PREMIER John Horgan announced on Friday that his government is eliminating tolls on the Port Mann and Golden Ears bridges with effect from September 1.
“We’re taking immediate action to make life more affordable and get people moving by scrapping unfair tolls on the Port Mann and Golden Ears bridges,” said Horgan. “This is just one of many steps we’ll be taking in the coming weeks and months to make life easier for families throughout British Columbia.”
The Province said that this announcement delivers on the premier’s commitment to put an end to the previous government’s bridge tolls. It will save families who regularly have to cross the Fraser River an average $1,500 a year. Commercial drivers averaging one crossing a day will save $4,500 a year or more.
Each day, approximately 121,000 vehicles cross the Port Mann Bridge, with another 40,000 vehicles taking the Golden Ears Bridge. In addition to the costs borne by commuters, the tolls increased congestion along other transportation corridors.
“Many people have been travelling out of their way to avoid tolls because they simply cannot afford them,” said Horgan. “Getting rid of tolls will shorten commute times and clear up other routes, so people can spend less time stuck in traffic and more time with their families.”
Transportation and Infrastructure Minister Claire Trevena said the government will continue to invest in the roads, bridges and other transportation projects British Columbians need to help people get around – without unfairly hitting some families and businesses with tolls.
“Unlike the previous government, we’re not going to pit one region of the province against the other,” said Trevena. “We’re going to deliver on the investments needed to serve families and grow our economy, across B.C. in a way that is fair for all families.”
“We have worked very closely with TransLink and the Mayors’ Council to deliver an agreement on Golden Ears that offers relief for families,” said Municipal Affairs and Housing Minister Selina Robinson. “The toll removal on the Port Mann Bridge and the Golden Ears Bridge will make life more affordable for drivers who cross these bridges every day, and it will help improve traffic flow on other bridges.”
Currently, the toll to cross the Port Mann is $3.15 for cars, pickup trucks and SUVs, $6.30 for medium-sized vehicles, e.g., a car with a trailer or a motorhome, and $9.45 for commercial vehicles.
The toll to cross the Golden Ears is $3.20 to $4.45 for cars, pickup trucks and SUVs, $6.35 to $7.55 for medium-sized vehicles, and $9.45 to $10.70 for commercial vehicles.
Bills for tolls up to and including Thursday, August 31 will still need to be paid.
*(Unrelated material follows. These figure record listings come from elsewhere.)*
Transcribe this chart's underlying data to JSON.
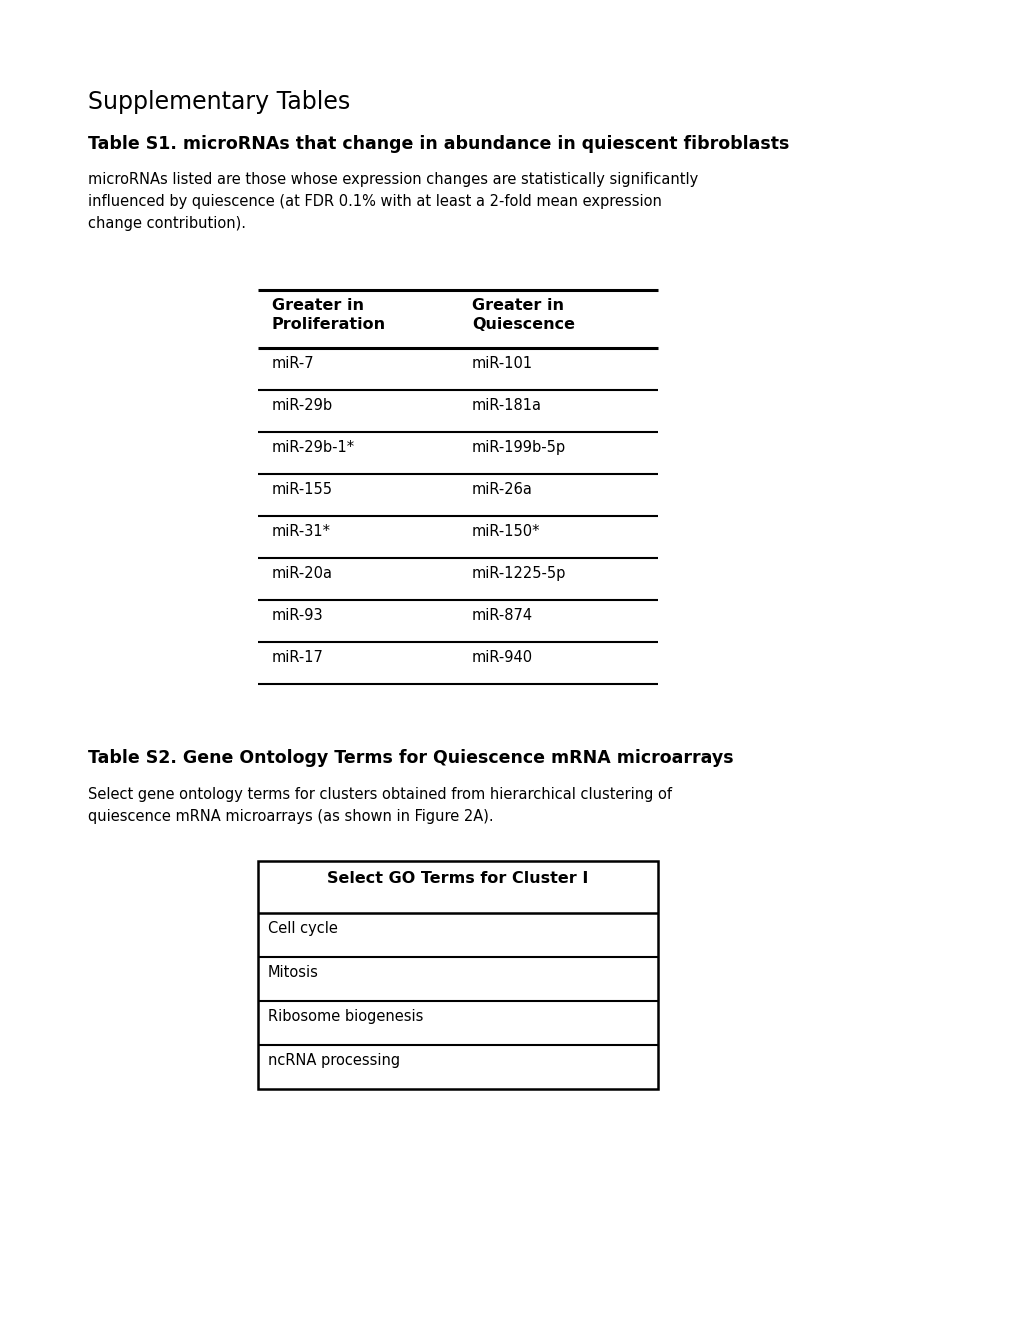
{
  "bg_color": "#ffffff",
  "title_supplementary": "Supplementary Tables",
  "title_s1_bold": "Table S1. microRNAs that change in abundance in quiescent fibroblasts",
  "desc_s1_line1": "microRNAs listed are those whose expression changes are statistically significantly",
  "desc_s1_line2": "influenced by quiescence (at FDR 0.1% with at least a 2-fold mean expression",
  "desc_s1_line3": "change contribution).",
  "col1_header": "Greater in\nProliferation",
  "col2_header": "Greater in\nQuiescence",
  "table_s1_rows": [
    [
      "miR-7",
      "miR-101"
    ],
    [
      "miR-29b",
      "miR-181a"
    ],
    [
      "miR-29b-1*",
      "miR-199b-5p"
    ],
    [
      "miR-155",
      "miR-26a"
    ],
    [
      "miR-31*",
      "miR-150*"
    ],
    [
      "miR-20a",
      "miR-1225-5p"
    ],
    [
      "miR-93",
      "miR-874"
    ],
    [
      "miR-17",
      "miR-940"
    ]
  ],
  "title_s2_bold": "Table S2. Gene Ontology Terms for Quiescence mRNA microarrays",
  "desc_s2_line1": "Select gene ontology terms for clusters obtained from hierarchical clustering of",
  "desc_s2_line2": "quiescence mRNA microarrays (as shown in Figure 2A).",
  "go_table_header": "Select GO Terms for Cluster I",
  "go_table_rows": [
    "Cell cycle",
    "Mitosis",
    "Ribosome biogenesis",
    "ncRNA processing"
  ],
  "fs_supp_title": 17,
  "fs_bold_title": 12.5,
  "fs_body": 10.5,
  "fs_table": 10.5,
  "fs_table_header": 11.5
}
The process for bill payment will remain in place during the transition. The tolling for both bridges will stop at midnight on August 31.
HOWEVER, B.C. Green Party Leader Andrew Weaver lashed out at the government, saying: “It’s unfortunate that the government has decided to proceed with this reckless policy.”
He added: “There is no question that the affordability crisis facing so many British Columbians is a significant concern. However, this policy is high cost and low impact. There are lots of good, high return-on-investments decisions that government can make, such as education, student housing and child care. It is disappointing that the first major measure that this government has taken to make life more affordable for British Columbians will add billions of dollars to taxpayer-supported debt. Moreover, making such a massive addition to our debt risks raising interest on all debt, which ultimately prevents government from being able to invest more in important social programs.
“Tolls are an excellent policy tool to manage transport demand. Transport demand management reduces pollution and emissions, alleviates congestion and helps pay for costly infrastructure. That’s why, at the negotiating table when preparing our Confidence and Supply Agreement, we ensured that a commitment was included to work with the Mayors’ Council consultation process to find a more fair and equitable way of funding transit for the long-term. We look forward to that commitment being met so that British Columbians can have an evidence-based, truly fair approach to this file.”